Why? Let’s take a little trip down memory lane.
Almost a year ago I pointed out that we need to “Be wary of results from studies with small sample sizes, even if the effects are statistically significant.” I illustrated why with the following figure produced using R code available at Github: https://github.com/kholsinger/noisy-data
What that figure shows is the distribution of P-values that pass the P < 0.05 significance threshold when the true difference between two populations is mu standard deviations (with the same standard deviation in both populations) and with equal sample sizes of n. The results are from 1000 random replications. As you can see when the sample size is small, there’s a good chance that a significant result will have the wrong sign, i.e., the observed difference will be negative rather than positive, even if the between-population diffference is 0.2 standard deviations. When the between-population difference is 0.05, you’re almost as likely to say the difference is in the wrong direction as to get it right.
Does changing the threshold to P < 0.005 help. Well, I changed the number of replications to 10,000, reduced the threshold to P < 0.005, and here’s what I got.
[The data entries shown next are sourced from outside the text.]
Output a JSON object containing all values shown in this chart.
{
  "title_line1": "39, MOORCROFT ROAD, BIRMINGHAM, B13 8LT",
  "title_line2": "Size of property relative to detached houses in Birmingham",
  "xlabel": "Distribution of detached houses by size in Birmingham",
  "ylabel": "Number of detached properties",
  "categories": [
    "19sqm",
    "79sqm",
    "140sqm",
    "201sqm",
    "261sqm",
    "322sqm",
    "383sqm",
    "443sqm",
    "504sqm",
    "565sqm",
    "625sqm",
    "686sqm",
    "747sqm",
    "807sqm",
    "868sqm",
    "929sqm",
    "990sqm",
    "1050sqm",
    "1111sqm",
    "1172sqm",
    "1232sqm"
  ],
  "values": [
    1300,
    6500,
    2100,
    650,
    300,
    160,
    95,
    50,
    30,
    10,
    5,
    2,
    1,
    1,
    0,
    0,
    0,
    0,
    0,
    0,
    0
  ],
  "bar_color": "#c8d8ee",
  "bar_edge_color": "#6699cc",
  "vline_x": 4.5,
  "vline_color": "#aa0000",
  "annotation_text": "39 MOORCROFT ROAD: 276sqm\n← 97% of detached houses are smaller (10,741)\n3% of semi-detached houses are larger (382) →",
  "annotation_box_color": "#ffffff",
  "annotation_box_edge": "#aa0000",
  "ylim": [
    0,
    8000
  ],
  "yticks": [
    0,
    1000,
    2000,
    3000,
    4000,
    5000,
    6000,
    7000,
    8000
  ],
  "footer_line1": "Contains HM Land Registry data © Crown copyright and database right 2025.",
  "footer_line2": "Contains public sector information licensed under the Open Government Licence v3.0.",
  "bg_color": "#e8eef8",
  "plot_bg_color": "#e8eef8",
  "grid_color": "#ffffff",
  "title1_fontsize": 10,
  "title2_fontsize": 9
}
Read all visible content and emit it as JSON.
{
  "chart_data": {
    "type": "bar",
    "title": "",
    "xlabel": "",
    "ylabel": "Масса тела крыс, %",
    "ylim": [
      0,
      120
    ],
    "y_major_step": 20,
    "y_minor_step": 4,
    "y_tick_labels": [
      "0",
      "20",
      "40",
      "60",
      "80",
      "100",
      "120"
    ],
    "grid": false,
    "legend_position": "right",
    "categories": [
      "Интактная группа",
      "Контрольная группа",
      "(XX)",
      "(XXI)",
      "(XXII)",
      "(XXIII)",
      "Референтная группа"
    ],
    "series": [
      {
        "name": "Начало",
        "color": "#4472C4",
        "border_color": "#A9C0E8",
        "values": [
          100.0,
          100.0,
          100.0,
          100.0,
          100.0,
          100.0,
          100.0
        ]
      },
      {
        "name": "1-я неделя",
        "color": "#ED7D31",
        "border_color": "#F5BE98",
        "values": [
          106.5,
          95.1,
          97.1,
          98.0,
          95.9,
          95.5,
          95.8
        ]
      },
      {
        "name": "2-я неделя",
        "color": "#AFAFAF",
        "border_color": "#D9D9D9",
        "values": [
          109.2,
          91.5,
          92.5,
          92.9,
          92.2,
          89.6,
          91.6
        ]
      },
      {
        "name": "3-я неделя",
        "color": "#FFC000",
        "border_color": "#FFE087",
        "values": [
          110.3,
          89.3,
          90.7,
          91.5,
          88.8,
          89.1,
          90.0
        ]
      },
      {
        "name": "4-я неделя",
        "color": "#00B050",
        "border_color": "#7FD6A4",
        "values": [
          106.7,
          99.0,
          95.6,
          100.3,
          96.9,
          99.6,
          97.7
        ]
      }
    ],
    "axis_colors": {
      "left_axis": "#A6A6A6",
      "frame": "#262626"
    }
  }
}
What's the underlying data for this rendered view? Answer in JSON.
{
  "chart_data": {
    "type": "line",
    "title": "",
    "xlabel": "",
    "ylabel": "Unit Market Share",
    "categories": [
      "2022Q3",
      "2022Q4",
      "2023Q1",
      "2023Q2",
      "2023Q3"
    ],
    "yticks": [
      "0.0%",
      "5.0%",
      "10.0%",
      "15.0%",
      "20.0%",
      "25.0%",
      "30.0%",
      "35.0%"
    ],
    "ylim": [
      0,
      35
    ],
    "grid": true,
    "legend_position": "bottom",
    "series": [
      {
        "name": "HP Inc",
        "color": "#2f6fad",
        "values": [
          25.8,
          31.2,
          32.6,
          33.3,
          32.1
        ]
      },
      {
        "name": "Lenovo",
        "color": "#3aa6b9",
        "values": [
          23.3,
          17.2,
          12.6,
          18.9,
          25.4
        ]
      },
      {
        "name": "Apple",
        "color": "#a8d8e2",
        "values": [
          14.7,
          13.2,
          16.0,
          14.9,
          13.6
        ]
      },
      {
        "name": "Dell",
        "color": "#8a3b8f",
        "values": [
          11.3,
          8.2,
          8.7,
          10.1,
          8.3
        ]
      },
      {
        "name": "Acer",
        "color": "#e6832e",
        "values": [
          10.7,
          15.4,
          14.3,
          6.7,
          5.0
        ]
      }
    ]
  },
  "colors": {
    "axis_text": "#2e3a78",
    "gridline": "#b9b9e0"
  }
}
Do you see a difference? I don’t. I haven’t run a formal statistical test to compare the distributions, but I’m pretty sure they’d be indistinguishable.
In short, reducing the significance threshold to P < 0.005 will result in fewer investigators reporting statistically significant results. But unless the studies they do also have reasonably large sample sizes relative to the expected magnitude of any effect and the amount of variability within classes, they won’t be any more likely to know the direction of the effect than with the traditional threshold of P < 0.05.
The solution to the reproducibility crisis is better data, not better statistics.